Si, comme moi, vous pensez que le propre du « petit Homme » c’est ce désir de la découverte, cette curiosité de comprendre, cet appétit du questionnement, cette joie de l’échange, alors, prêtons l’oreille à ces « pourquoi papa, pourquoi maman pourquoi maîtresse ? » que nous adresse un enfant ; comme un appel à regarder et à questionner ensemble le monde et à s’interroger sur lui-même. Négliger cet appel envoyé de l’intelligence d’un enfant à notre intelligence, c’est lui signifier que ses interrogations légitimes ne valent pas cet instant de réflexion partagée.
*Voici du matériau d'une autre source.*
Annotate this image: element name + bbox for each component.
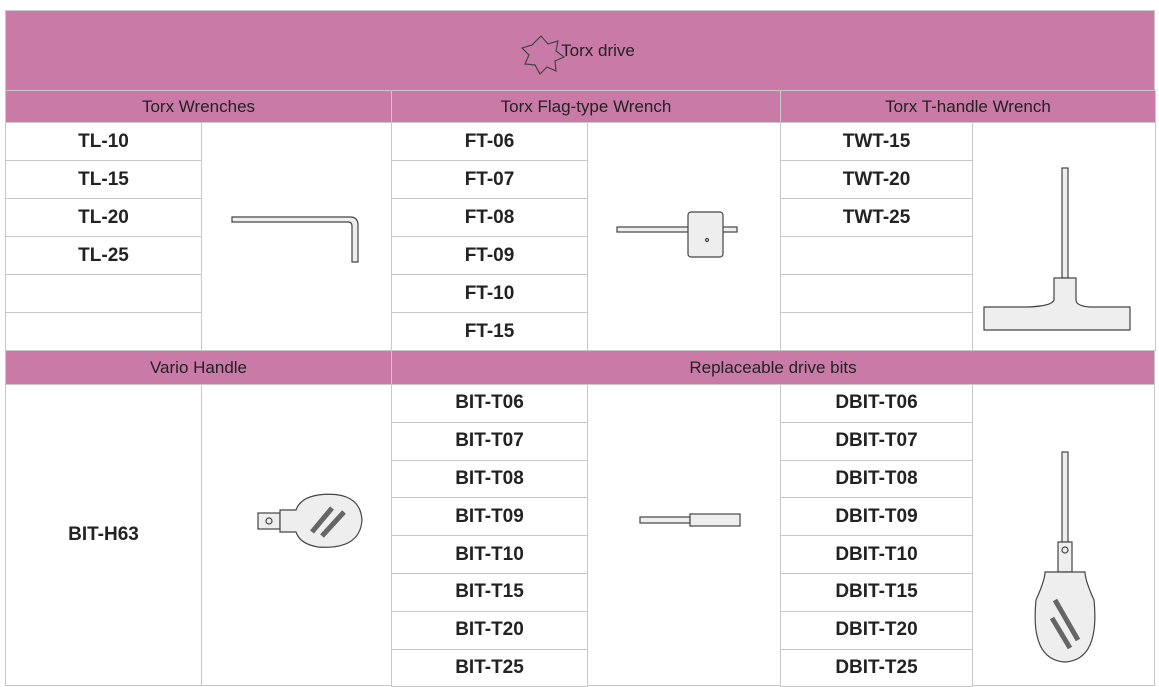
section-header: Torx Flag-type Wrench bbox=[391, 90, 781, 123]
product-code: TL-10 bbox=[5, 122, 202, 161]
empty-cell bbox=[780, 236, 973, 275]
product-code: DBIT-T08 bbox=[780, 459, 973, 499]
product-code: BIT-T08 bbox=[391, 459, 588, 499]
empty-cell bbox=[780, 274, 973, 313]
section-header: Torx Wrenches bbox=[5, 90, 392, 123]
product-code: DBIT-T20 bbox=[780, 610, 973, 650]
product-code: FT-15 bbox=[391, 312, 588, 351]
product-code: DBIT-T09 bbox=[780, 497, 973, 537]
empty-cell bbox=[5, 274, 202, 313]
product-code: BIT-H63 bbox=[5, 384, 202, 687]
empty-cell bbox=[5, 312, 202, 351]
image-cell bbox=[587, 384, 781, 687]
product-code: BIT-T25 bbox=[391, 648, 588, 687]
product-code: BIT-T07 bbox=[391, 421, 588, 461]
product-code: TL-25 bbox=[5, 236, 202, 275]
image-cell bbox=[201, 122, 392, 351]
product-code: DBIT-T06 bbox=[780, 384, 973, 423]
image-cell bbox=[972, 122, 1156, 351]
product-code: FT-10 bbox=[391, 274, 588, 313]
product-code: BIT-T09 bbox=[391, 497, 588, 537]
product-code: FT-07 bbox=[391, 160, 588, 199]
title: Torx drive bbox=[561, 40, 635, 60]
image-cell bbox=[587, 122, 781, 351]
section-header: Replaceable drive bits bbox=[391, 350, 1155, 385]
product-code: FT-06 bbox=[391, 122, 588, 161]
product-code: TL-20 bbox=[5, 198, 202, 237]
product-code: TL-15 bbox=[5, 160, 202, 199]
product-code: BIT-T06 bbox=[391, 384, 588, 423]
section-header: Vario Handle bbox=[5, 350, 392, 385]
product-code: TWT-20 bbox=[780, 160, 973, 199]
product-code: FT-09 bbox=[391, 236, 588, 275]
section-header: Torx T-handle Wrench bbox=[780, 90, 1156, 123]
product-code: BIT-T10 bbox=[391, 535, 588, 574]
product-code: DBIT-T25 bbox=[780, 648, 973, 687]
product-code: BIT-T20 bbox=[391, 610, 588, 650]
product-code: DBIT-T10 bbox=[780, 535, 973, 574]
product-code: DBIT-T15 bbox=[780, 573, 973, 612]
product-code: BIT-T15 bbox=[391, 573, 588, 612]
product-code: FT-08 bbox=[391, 198, 588, 237]
image-cell bbox=[201, 384, 392, 687]
title-bar: Torx drive bbox=[5, 10, 1155, 91]
product-code: TWT-25 bbox=[780, 198, 973, 237]
product-code: DBIT-T07 bbox=[780, 421, 973, 461]
product-code: TWT-15 bbox=[780, 122, 973, 161]
image-cell bbox=[972, 384, 1155, 687]
empty-cell bbox=[780, 312, 973, 351]
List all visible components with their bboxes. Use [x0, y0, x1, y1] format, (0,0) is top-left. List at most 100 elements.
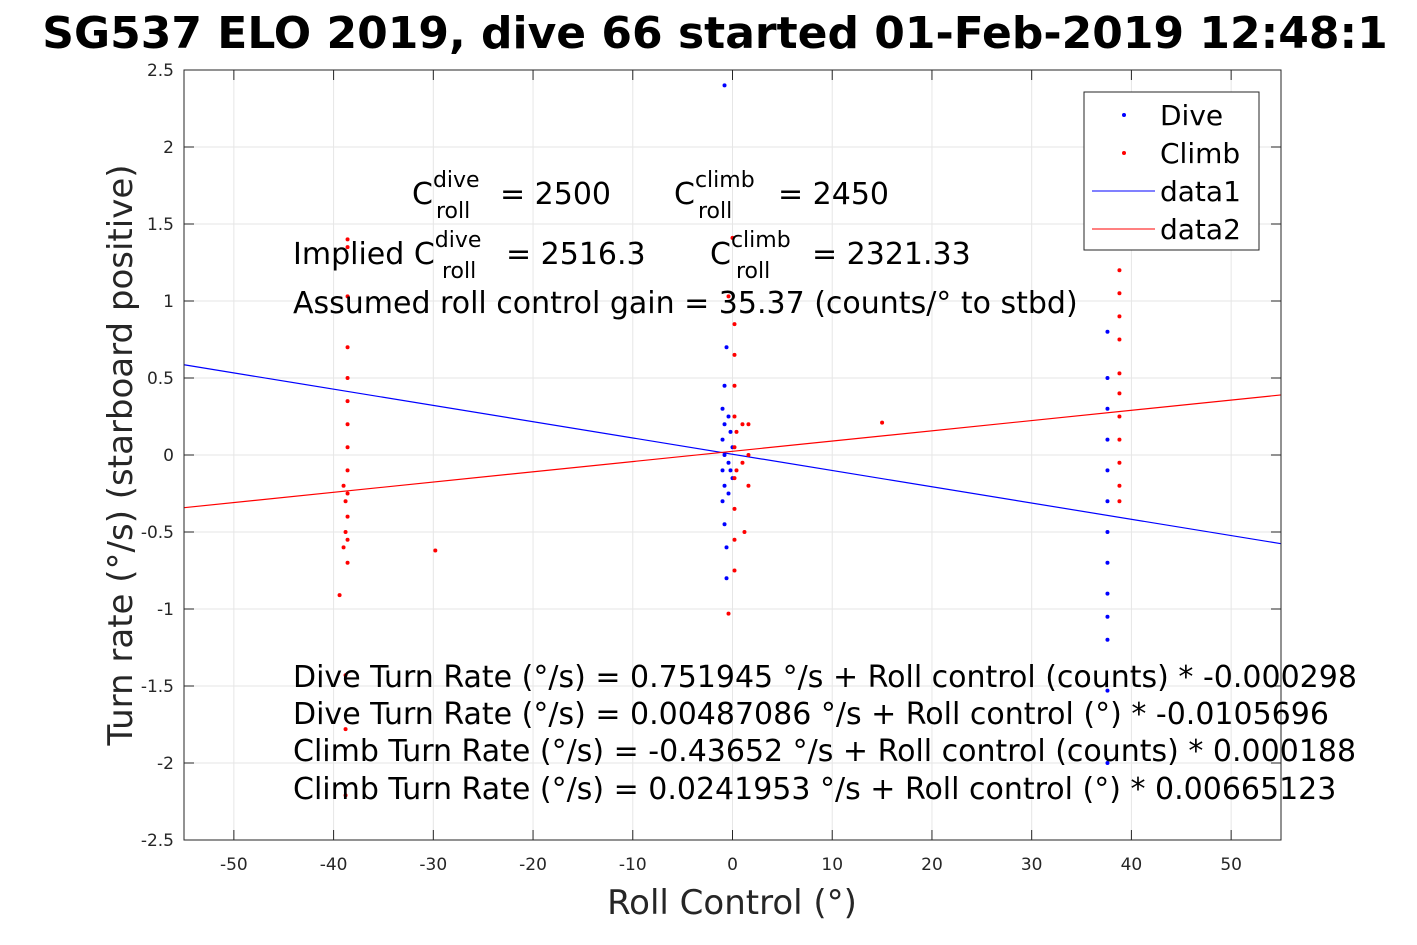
implied-climb-sub: roll [736, 259, 770, 284]
c-climb-sub: roll [698, 199, 732, 224]
climb-point [345, 376, 350, 380]
climb-point [345, 237, 350, 242]
dive-point [724, 545, 729, 550]
dive-point [728, 468, 733, 473]
climb-point [746, 453, 751, 457]
y-tick-label: 2.5 [147, 61, 174, 81]
climb-point [345, 514, 350, 519]
climb-point [732, 537, 737, 542]
dive-point [722, 383, 727, 388]
dive-point [1105, 614, 1110, 619]
climb-point [1117, 437, 1122, 442]
implied-dive-value: = 2516.3 [506, 237, 646, 272]
climb-point [341, 545, 346, 550]
climb-point [343, 499, 348, 504]
climb-point [343, 793, 348, 798]
fit-line-4: Climb Turn Rate (°/s) = 0.0241953 °/s + … [293, 772, 1336, 807]
y-tick-label: -1 [157, 600, 174, 620]
axis-ticks: -50 -40 -30 -20 -10 0 10 20 30 40 50-2.5-2-1.5-1-0… [141, 61, 1281, 875]
c-climb-base: C [674, 177, 695, 212]
legend-dive-marker [1122, 113, 1126, 117]
dive-point [1105, 688, 1110, 693]
climb-point [732, 476, 737, 481]
fit-line-1: Dive Turn Rate (°/s) = 0.751945 °/s + Ro… [293, 660, 1357, 695]
y-tick-label: 0 [163, 446, 174, 466]
legend-data2-label: data2 [1160, 213, 1241, 246]
data-points [337, 83, 1122, 798]
c-climb-sup: climb [695, 168, 755, 193]
climb-point [1117, 268, 1122, 273]
legend: Dive Climb data1 data2 [1083, 91, 1260, 251]
climb-point [345, 537, 350, 542]
climb-point [1117, 460, 1122, 465]
climb-point [345, 445, 350, 450]
climb-point [433, 548, 438, 553]
dive-point [720, 499, 725, 504]
x-tick-label: -10 [619, 855, 647, 875]
x-tick-label: 50 [1220, 855, 1242, 875]
climb-point [732, 506, 737, 511]
climb-point [1117, 337, 1122, 342]
x-tick-label: -20 [519, 855, 547, 875]
dive-point [724, 345, 729, 350]
x-tick-label: 30 [1021, 855, 1043, 875]
dive-point [1105, 329, 1110, 334]
climb-point [345, 560, 350, 565]
x-tick-label: -40 [320, 855, 348, 875]
climb-point [734, 429, 739, 434]
climb-point [746, 422, 751, 427]
x-tick-label: -50 [220, 855, 248, 875]
dive-point [720, 468, 725, 473]
c-dive-sub: roll [436, 199, 470, 224]
dive-point [1105, 437, 1110, 442]
climb-point [742, 530, 747, 534]
y-tick-label: 0.5 [147, 369, 174, 389]
dive-point [726, 414, 731, 419]
climb-point [1117, 371, 1122, 376]
climb-point [1117, 414, 1122, 419]
implied-climb-sup: climb [731, 228, 791, 253]
climb-point [732, 352, 737, 357]
dive-point [722, 83, 727, 88]
climb-point [343, 530, 348, 534]
dive-point [728, 429, 733, 434]
climb-point [732, 383, 737, 388]
climb-point [1117, 314, 1122, 319]
climb-point [1117, 391, 1122, 396]
fit-line-3: Climb Turn Rate (°/s) = -0.43652 °/s + R… [293, 734, 1356, 769]
legend-climb-label: Climb [1160, 137, 1240, 170]
dive-point [1105, 468, 1110, 473]
climb-point [732, 322, 737, 327]
dive-point [1105, 499, 1110, 504]
y-tick-label: -2 [157, 754, 174, 774]
x-axis-label: Roll Control (°) [607, 883, 857, 923]
c-dive-base: C [412, 177, 433, 212]
legend-dive-label: Dive [1160, 99, 1223, 132]
implied-prefix: Implied C [293, 237, 435, 272]
dive-point [720, 437, 725, 442]
climb-point [345, 422, 350, 427]
y-tick-label: -0.5 [141, 523, 174, 543]
climb-point [341, 483, 346, 488]
climb-point [345, 468, 350, 473]
chart-title: SG537 ELO 2019, dive 66 started 01-Feb-2… [42, 8, 1387, 59]
dive-point [722, 522, 727, 527]
x-tick-label: -30 [419, 855, 447, 875]
climb-point [730, 235, 735, 240]
y-tick-label: 1 [163, 292, 174, 312]
dive-point [1105, 761, 1110, 765]
climb-point [345, 245, 350, 250]
y-axis-label: Turn rate (°/s) (starboard positive) [101, 164, 141, 746]
climb-point [732, 414, 737, 419]
fit-line-2: Dive Turn Rate (°/s) = 0.00487086 °/s + … [293, 697, 1329, 732]
climb-point [726, 611, 731, 616]
legend-data1-label: data1 [1160, 175, 1241, 208]
dive-point [1105, 530, 1110, 534]
legend-box [1083, 91, 1260, 251]
dive-point [1105, 591, 1110, 596]
y-tick-label: -1.5 [141, 677, 174, 697]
À l’école comme à la maison, nous lui devons ce moment de suspension où l’adulte se distingue de la machine pour lui répondre avec amour comme personne d’autre ne lui répondrait.  En bref, à l’école comme à la maison, parlons et parlons encore, écoutons et écoutons encore, discutons, argumentons, racontons et…. Regardons cet enfant dans les yeux. Apprenons à soutenir son regard qui nous questionne, qui parfois nous jauge et le plus souvent nous supplie de lui assurer qu’il existe justement parce qu’il cherche, qu’il est justement parce qu’il se cherche. Le doute existentiel qui le taraude, c’est la quête dans laquelle il nous prie de l’accompagner qui pourra l’apaiser.  Nous ne sommes pas à ses côtés pour lui révéler une vérité définitive, lui coller une étiquette certifiée conforme, lui imposer nos propres convictions, nous sommes au monde pour éclairer ses choix, pour l’inciter à se poser des questions, à les formuler justement, et non pour lui apporter des réponses dogmatiques.

Alain BENTOLILA

Aimer notre incomplétude

« Cette incomplétude qui maintient l’esprit ouvert est la condition même du mouvement vers le monde et vers autrui. Éduquer, alors, ce n’est pas « compléter », mais accepter de « creuser » ensemble, reconnaître combien l’on a à apprendre, combien l’on dépend de cet enfant... qui dépend de nous [...] »

Initier des processus

« En accord avec un autre principe « le temps est supérieur à l’espace », le Pape suggère d’initier des processus plutôt que de chercher à défendre des positions et des espaces de pouvoir. [...] »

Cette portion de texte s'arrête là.